By Paula Schlueter Ross
LCMS World Relief is providing $15,000 to help fund a bone-marrow transplant for a recently ordained pastor with the India Evangelical Lutheran Church (IELC).
Rev. R. Johnson, who is in his late 20s, was diagnosed with leukemia last summer, just as he was preparing to take on a major IELC mission project among Telugu-speaking people in southern India. Johnson is from the Telugu area and, as part of his three-year seminary “probation,” or practicum, had helped start several of the dozen or so Lutheran congregations worshiping there.
After his ordination, Johnson was to become director of a Telugu-based branch of the seminary, which was expected to train lay evangelists for the area. But he got sick, putting plans on hold, according to Dr. Herbert Hoefer, area director for India and Sri Lanka with LCMS World Mission.
“[Johnson] had been chosen, and trained, and sent,” said Hoefer, who described the young pastor as “quiet, very sincere, humble, but very dedicated and courageous.”
As the IELC’s first Telugu-speaking pastor, Johnson was “willing to take on a cutting-edge role” in the church body, Hoefer said, so it was hard for him — and for IELC and seminary leaders — to accept the notion that he might not be able to carry out the task.
When it was learned that Johnson needed a bone-marrow transplant, and that his brother was a “match” as a donor, IELC officials appealed to Hoefer for help covering the medical costs.
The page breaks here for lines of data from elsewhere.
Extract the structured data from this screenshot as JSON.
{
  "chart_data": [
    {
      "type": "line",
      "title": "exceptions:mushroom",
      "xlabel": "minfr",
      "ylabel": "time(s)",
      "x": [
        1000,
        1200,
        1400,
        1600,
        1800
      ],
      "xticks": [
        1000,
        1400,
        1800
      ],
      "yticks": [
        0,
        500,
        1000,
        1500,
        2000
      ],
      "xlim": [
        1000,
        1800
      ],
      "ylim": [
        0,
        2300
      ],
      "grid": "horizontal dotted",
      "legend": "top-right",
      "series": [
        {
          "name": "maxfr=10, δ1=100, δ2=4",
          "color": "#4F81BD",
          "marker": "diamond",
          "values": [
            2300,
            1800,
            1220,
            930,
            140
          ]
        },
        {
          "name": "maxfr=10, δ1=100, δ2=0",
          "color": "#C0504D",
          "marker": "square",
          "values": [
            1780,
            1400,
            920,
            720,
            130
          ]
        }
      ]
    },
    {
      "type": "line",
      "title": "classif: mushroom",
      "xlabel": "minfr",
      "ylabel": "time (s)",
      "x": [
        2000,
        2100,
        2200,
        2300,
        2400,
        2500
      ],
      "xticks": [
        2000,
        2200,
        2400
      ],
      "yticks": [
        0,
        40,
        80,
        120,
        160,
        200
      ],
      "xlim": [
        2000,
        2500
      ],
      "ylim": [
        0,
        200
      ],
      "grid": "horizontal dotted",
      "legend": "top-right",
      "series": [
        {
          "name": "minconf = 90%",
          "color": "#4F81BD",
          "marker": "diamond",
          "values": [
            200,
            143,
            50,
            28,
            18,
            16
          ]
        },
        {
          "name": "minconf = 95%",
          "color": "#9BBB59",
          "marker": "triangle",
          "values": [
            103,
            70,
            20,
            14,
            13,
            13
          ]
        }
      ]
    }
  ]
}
Hoefer took the dilemma to Dr. Daniel Mattson, associate executive director for administration and planning with LCMS World Mission, and Mattson contacted Rev. Matthew Harrison, who heads LCMS World Relief. Harrison authorized the grant, which was added to $5,000 from donors in India and $2,000 from the U.S.-based India Mission Society, and Johnson began the procedure June 7 at a hospital in India.
In a June 2 e-mail to Hoefer, Johnson expressed his thanks and asked for continued prayers. Johnson wrote, “when I heard your good news, half of my sickness was healed. That is only because of your love and prayers. I am really happy and I do not know how to say thanks to you. I will be thankful to you ’til the end of my life.”
“One of the chief tasks of mission work is to be a beacon of hope in a darkening world — and that comes through so clearly in this,” said Mattson. “We gave him hope for a new and better life, and I think that’s really worthwhile.”
The gesture also was appreciated by IELC leaders, said Hoefer, and has strengthened the relationship between the two Lutheran church bodies.
“For us to stand by and let [Johnson] die would have been unconscionable,” Hoefer said, and would have indicated to the IELC that “rules are more important than this [LCMS-IELC] partnership.”
Said Harrison: “Luther wrote that ‘faith is a living, mighty, active and mettlesome thing. It waits for no law to tell it to do good.’ [LCMS World Relief/Human Care] exists for these kind of circumstances. It’s what our donors and our church expect of us.”